The travel technology company, which is co-owned by activist investor Elliott Management, has a deal to hold off lenders for a couple of months in a $1.15 billion dispute over alleged debt defaults. Creditors will refrain from making payment demands that could risk tipping the U.K.-based company into bankruptcy.
On the one side of the billion-dollar fight are the lenders, including GSO Capital Partners, Canyon Partners, and Mudrick Capital Management.
On the other is Travelport — which provides ticketing and other services for travel agencies, airlines, and other companies and its shareholders, Evergreen Capital (an arm of Elliott) and private equity firm Siris Capital Group.
The existence of the agreement — previously unreported — should be reassuring news to Travelport employees and partners. It signals that Travelport will operate business as usual for the next couple of months. Creditors and management will haggle, with Travelport hoping lenders knock down the value of a broader array of outstanding loans worth about $2 billion to a smaller total amount, sources said.
At a big-picture level, Travelport is working with what could approximately be considered two different buckets, worth about $500 million each. The first bucket of money comes from the company’s existing access to liquidity and cash. The company has drawn at least $220 million from that bucket.
At risk is a second bucket of money that’s also $500 million.
Some backstory, first: Maine-based payments tech firm Wex backed out in May from a planned $1.7 billion deal to buy Travelport’s shares in eNett and Optal, payment solutions providers.

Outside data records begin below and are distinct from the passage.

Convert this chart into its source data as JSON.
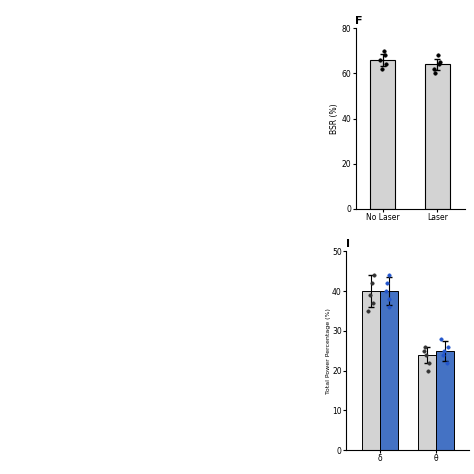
{
  "panel_F": {
    "title": "F",
    "categories": [
      "No Laser",
      "Laser"
    ],
    "values": [
      66,
      64
    ],
    "errors": [
      2.5,
      2.5
    ],
    "bar_colors": [
      "#d3d3d3",
      "#d3d3d3"
    ],
    "ylabel": "BSR (%)",
    "ylim": [
      0,
      80
    ],
    "yticks": [
      0,
      20,
      40,
      60,
      80
    ],
    "scatter_points_nolaser": [
      62,
      64,
      68,
      70,
      66
    ],
    "scatter_points_laser": [
      60,
      62,
      65,
      68,
      64
    ]
  },
  "panel_I": {
    "title": "I",
    "categories": [
      "δ",
      "θ"
    ],
    "bar1_color": "#d3d3d3",
    "bar2_color": "#4472c4",
    "delta_nolaser": 40.0,
    "delta_laser": 40.0,
    "theta_nolaser": 24.0,
    "theta_laser": 25.0,
    "delta_err_nolaser": 4.0,
    "delta_err_laser": 3.5,
    "theta_err_nolaser": 2.0,
    "theta_err_laser": 2.5,
    "ylabel": "Total Power Percentage (%)",
    "ylim": [
      0,
      50
    ],
    "yticks": [
      0,
      10,
      20,
      30,
      40,
      50
    ],
    "scatter_delta_nolaser": [
      35,
      37,
      39,
      42,
      44
    ],
    "scatter_delta_laser": [
      36,
      38,
      40,
      42,
      44
    ],
    "scatter_theta_nolaser": [
      20,
      22,
      24,
      25,
      26
    ],
    "scatter_theta_laser": [
      22,
      24,
      25,
      26,
      28
    ]
  },
  "background_color": "#ffffff",
  "fig_width": 4.74,
  "fig_height": 4.74,
  "dpi": 100
}
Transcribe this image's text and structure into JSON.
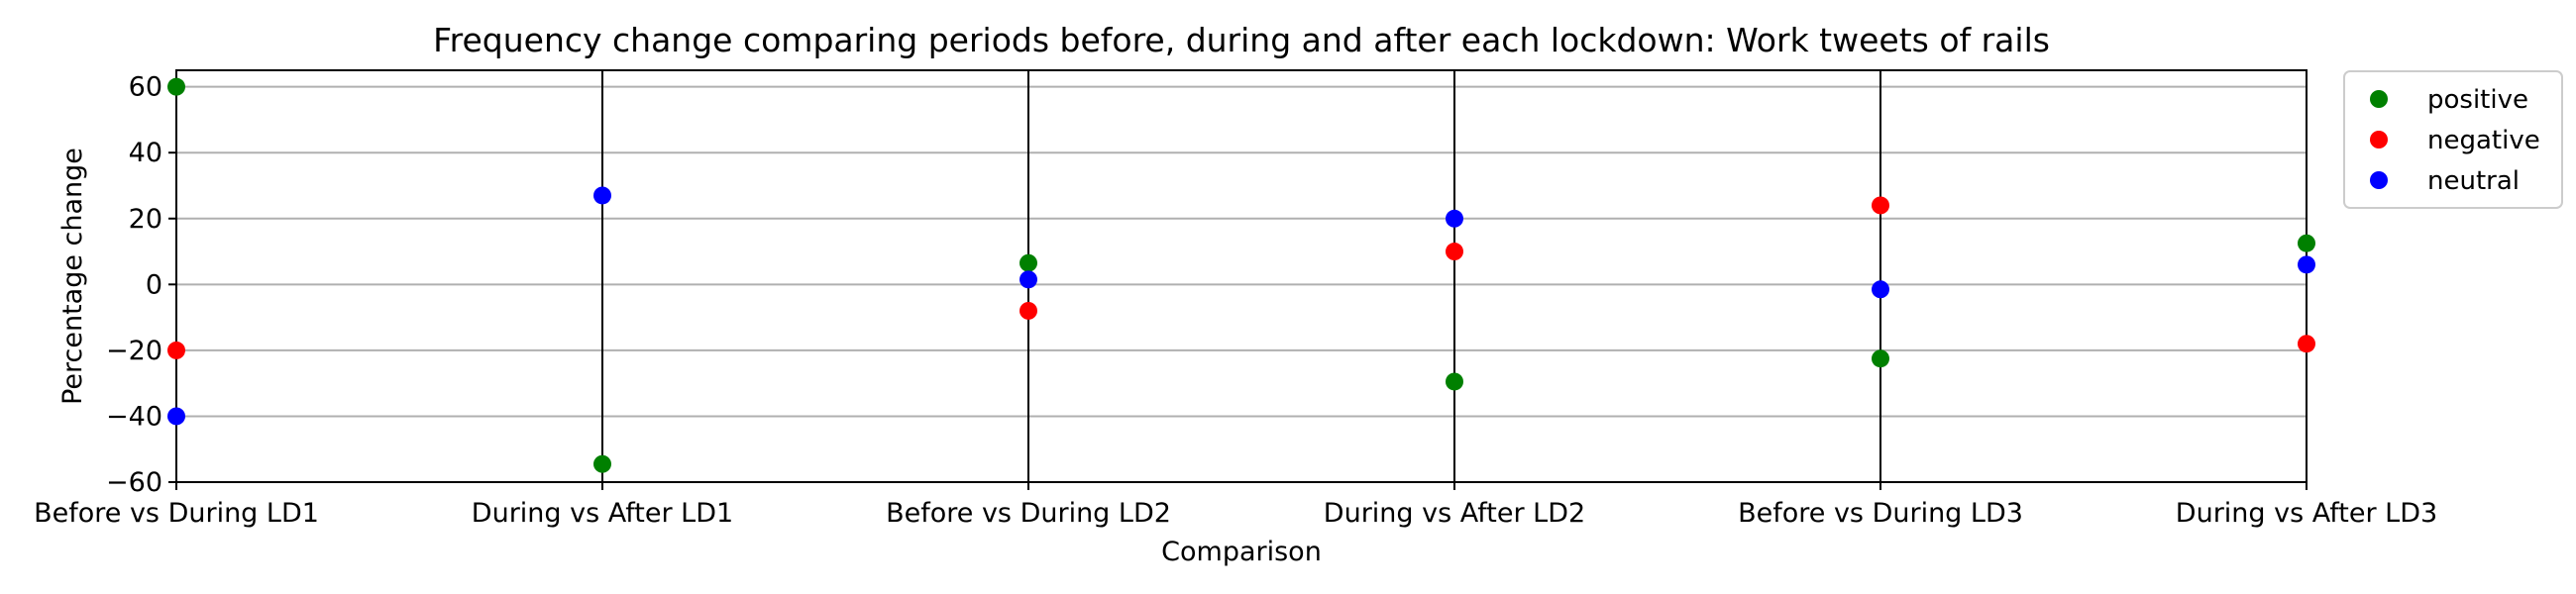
{
  "chart_data": {
    "type": "scatter",
    "title": "Frequency change comparing periods before, during and after each lockdown: Work tweets of rails",
    "xlabel": "Comparison",
    "ylabel": "Percentage change",
    "categories": [
      "Before vs During LD1",
      "During vs After LD1",
      "Before vs During LD2",
      "During vs After LD2",
      "Before vs During LD3",
      "During vs After LD3"
    ],
    "ylim": [
      -60,
      65
    ],
    "yticks": [
      -60,
      -40,
      -20,
      0,
      20,
      40,
      60
    ],
    "ytick_labels": [
      "−60",
      "−40",
      "−20",
      "0",
      "20",
      "40",
      "60"
    ],
    "grid": "horizontal",
    "vertical_lines_at": [
      1,
      2,
      3,
      4
    ],
    "legend_position": "outside top-right",
    "series": [
      {
        "name": "positive",
        "color": "#008000",
        "values": [
          60,
          -54.5,
          6.5,
          -29.5,
          -22.5,
          12.5
        ]
      },
      {
        "name": "negative",
        "color": "#ff0000",
        "values": [
          -20,
          null,
          -8,
          10,
          24,
          -18
        ]
      },
      {
        "name": "neutral",
        "color": "#0000ff",
        "values": [
          -40,
          27,
          1.5,
          20,
          -1.5,
          6
        ]
      }
    ]
  }
}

The day after Wex said it wanted to drop the acquisition, Travelport’s private equity sponsors interpreted the terms of its credit documents to say it had the right to transfer Travelport’s intellectual property assets worth about $1.15 billion to a subsidiary beyond the reach of its secured creditors.
Travelport’s owners moved the assets to a new subsidiary, which they used as collateral to raise $500 million in new loans.

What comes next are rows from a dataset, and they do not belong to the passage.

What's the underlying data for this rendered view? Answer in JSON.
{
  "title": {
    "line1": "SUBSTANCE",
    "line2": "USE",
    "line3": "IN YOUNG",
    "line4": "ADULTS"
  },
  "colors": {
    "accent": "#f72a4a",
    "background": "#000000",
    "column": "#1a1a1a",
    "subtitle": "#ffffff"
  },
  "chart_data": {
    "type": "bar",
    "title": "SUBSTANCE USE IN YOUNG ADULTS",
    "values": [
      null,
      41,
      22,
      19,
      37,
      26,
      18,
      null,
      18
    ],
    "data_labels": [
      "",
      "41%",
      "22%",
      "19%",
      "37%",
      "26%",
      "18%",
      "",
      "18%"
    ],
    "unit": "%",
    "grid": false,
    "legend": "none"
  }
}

That additional liquidity could help keep the company out of bankruptcy and focused on its reorganization, slimming down, and tech modernization strategy. But the company may not need it if its 2020 revenue levels continue to follow the rebound they’ve seen, sources familiar with the company speculated.

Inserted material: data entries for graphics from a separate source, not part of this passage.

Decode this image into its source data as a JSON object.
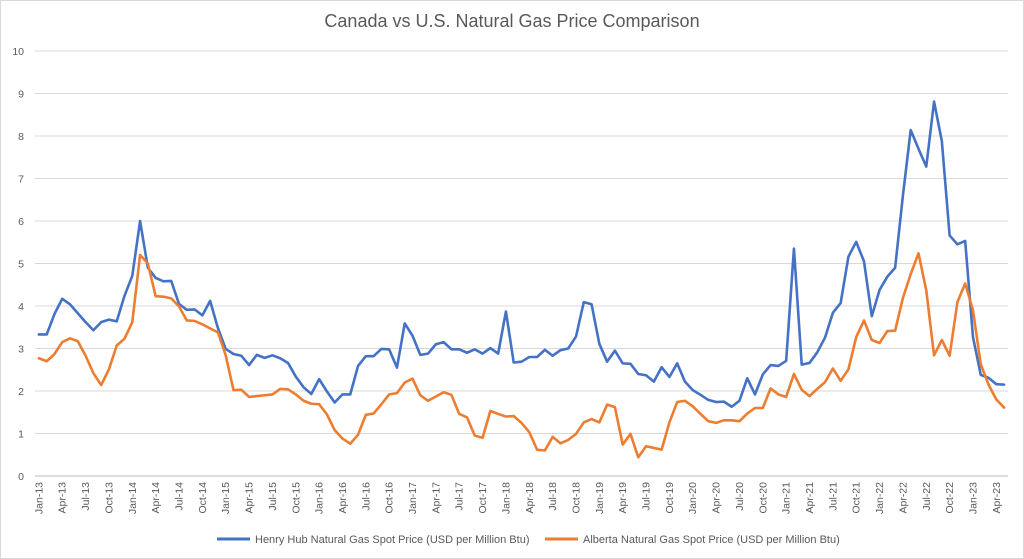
{
  "chart_data": {
    "type": "line",
    "title": "Canada vs U.S. Natural Gas Price Comparison",
    "xlabel": "",
    "ylabel": "",
    "ylim": [
      0,
      10
    ],
    "y_ticks": [
      "0",
      "1",
      "2",
      "3",
      "4",
      "5",
      "6",
      "7",
      "8",
      "9",
      "10"
    ],
    "grid": true,
    "legend_position": "bottom",
    "x_tick_labels": [
      "Jan-13",
      "Apr-13",
      "Jul-13",
      "Oct-13",
      "Jan-14",
      "Apr-14",
      "Jul-14",
      "Oct-14",
      "Jan-15",
      "Apr-15",
      "Jul-15",
      "Oct-15",
      "Jan-16",
      "Apr-16",
      "Jul-16",
      "Oct-16",
      "Jan-17",
      "Apr-17",
      "Jul-17",
      "Oct-17",
      "Jan-18",
      "Apr-18",
      "Jul-18",
      "Oct-18",
      "Jan-19",
      "Apr-19",
      "Jul-19",
      "Oct-19",
      "Jan-20",
      "Apr-20",
      "Jul-20",
      "Oct-20",
      "Jan-21",
      "Apr-21",
      "Jul-21",
      "Oct-21",
      "Jan-22",
      "Apr-22",
      "Jul-22",
      "Oct-22",
      "Jan-23",
      "Apr-23"
    ],
    "series": [
      {
        "name": "Henry Hub Natural Gas Spot Price (USD per Million Btu)",
        "color": "#4472c4",
        "values": [
          3.33,
          3.33,
          3.81,
          4.17,
          4.04,
          3.83,
          3.62,
          3.43,
          3.62,
          3.68,
          3.64,
          4.24,
          4.71,
          6.0,
          4.9,
          4.66,
          4.58,
          4.59,
          4.05,
          3.91,
          3.92,
          3.78,
          4.12,
          3.48,
          2.99,
          2.87,
          2.83,
          2.61,
          2.85,
          2.78,
          2.84,
          2.77,
          2.66,
          2.34,
          2.09,
          1.93,
          2.28,
          1.99,
          1.73,
          1.92,
          1.92,
          2.59,
          2.82,
          2.82,
          2.99,
          2.98,
          2.55,
          3.59,
          3.3,
          2.85,
          2.88,
          3.1,
          3.15,
          2.98,
          2.98,
          2.9,
          2.98,
          2.88,
          3.01,
          2.88,
          3.87,
          2.67,
          2.69,
          2.8,
          2.8,
          2.97,
          2.83,
          2.96,
          3.0,
          3.28,
          4.09,
          4.04,
          3.11,
          2.69,
          2.95,
          2.65,
          2.64,
          2.4,
          2.37,
          2.22,
          2.56,
          2.33,
          2.65,
          2.22,
          2.02,
          1.91,
          1.79,
          1.74,
          1.75,
          1.63,
          1.77,
          2.3,
          1.92,
          2.39,
          2.61,
          2.59,
          2.71,
          5.35,
          2.62,
          2.66,
          2.91,
          3.26,
          3.84,
          4.07,
          5.16,
          5.51,
          5.05,
          3.76,
          4.38,
          4.69,
          4.9,
          6.6,
          8.14,
          7.7,
          7.28,
          8.81,
          7.88,
          5.66,
          5.45,
          5.53,
          3.27,
          2.38,
          2.31,
          2.16,
          2.15
        ]
      },
      {
        "name": "Alberta Natural Gas Spot Price (USD per Million Btu)",
        "color": "#ed7d31",
        "values": [
          2.77,
          2.7,
          2.87,
          3.15,
          3.24,
          3.17,
          2.83,
          2.42,
          2.14,
          2.51,
          3.07,
          3.23,
          3.62,
          5.2,
          5.0,
          4.23,
          4.22,
          4.18,
          3.99,
          3.66,
          3.65,
          3.57,
          3.47,
          3.38,
          2.84,
          2.02,
          2.03,
          1.86,
          1.88,
          1.9,
          1.92,
          2.05,
          2.04,
          1.92,
          1.77,
          1.7,
          1.69,
          1.45,
          1.08,
          0.88,
          0.76,
          0.97,
          1.44,
          1.47,
          1.69,
          1.92,
          1.95,
          2.2,
          2.29,
          1.9,
          1.77,
          1.87,
          1.97,
          1.91,
          1.46,
          1.38,
          0.95,
          0.9,
          1.53,
          1.46,
          1.4,
          1.41,
          1.25,
          1.03,
          0.62,
          0.6,
          0.92,
          0.77,
          0.85,
          0.99,
          1.26,
          1.34,
          1.26,
          1.68,
          1.62,
          0.74,
          0.99,
          0.44,
          0.7,
          0.66,
          0.62,
          1.26,
          1.74,
          1.77,
          1.64,
          1.46,
          1.29,
          1.25,
          1.31,
          1.31,
          1.29,
          1.47,
          1.6,
          1.6,
          2.06,
          1.92,
          1.86,
          2.4,
          2.03,
          1.88,
          2.05,
          2.21,
          2.53,
          2.24,
          2.51,
          3.27,
          3.66,
          3.2,
          3.13,
          3.41,
          3.42,
          4.19,
          4.75,
          5.24,
          4.37,
          2.84,
          3.2,
          2.83,
          4.09,
          4.53,
          3.9,
          2.63,
          2.15,
          1.8,
          1.61
        ]
      }
    ]
  }
}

Some lenders call the move a “trap door” in the contract and allege that Travelport’s financial sponsors aren’t allowed to effectively remove Travelport’s intellectual property as loan collateral, sources said. Lenders have threatened to allege a breach of contract and other violations in lawsuits, sources said. Bloomberg News first reported in May that Travelport’s lenders had threatened to claim default.
The so-called trap door move isn’t common and is considered by financial experts to be an assertive move. But it does have similar precedents in recent disputes between creditors and companies like J. Crew and Neiman Marcus.
A UK court has set a September trial date to decide if Wex can get out of buying eNett and Optal.
Travelport can continue to pursue its modernization strategy and service customers even if it loses that battle, sources familiar with the company said.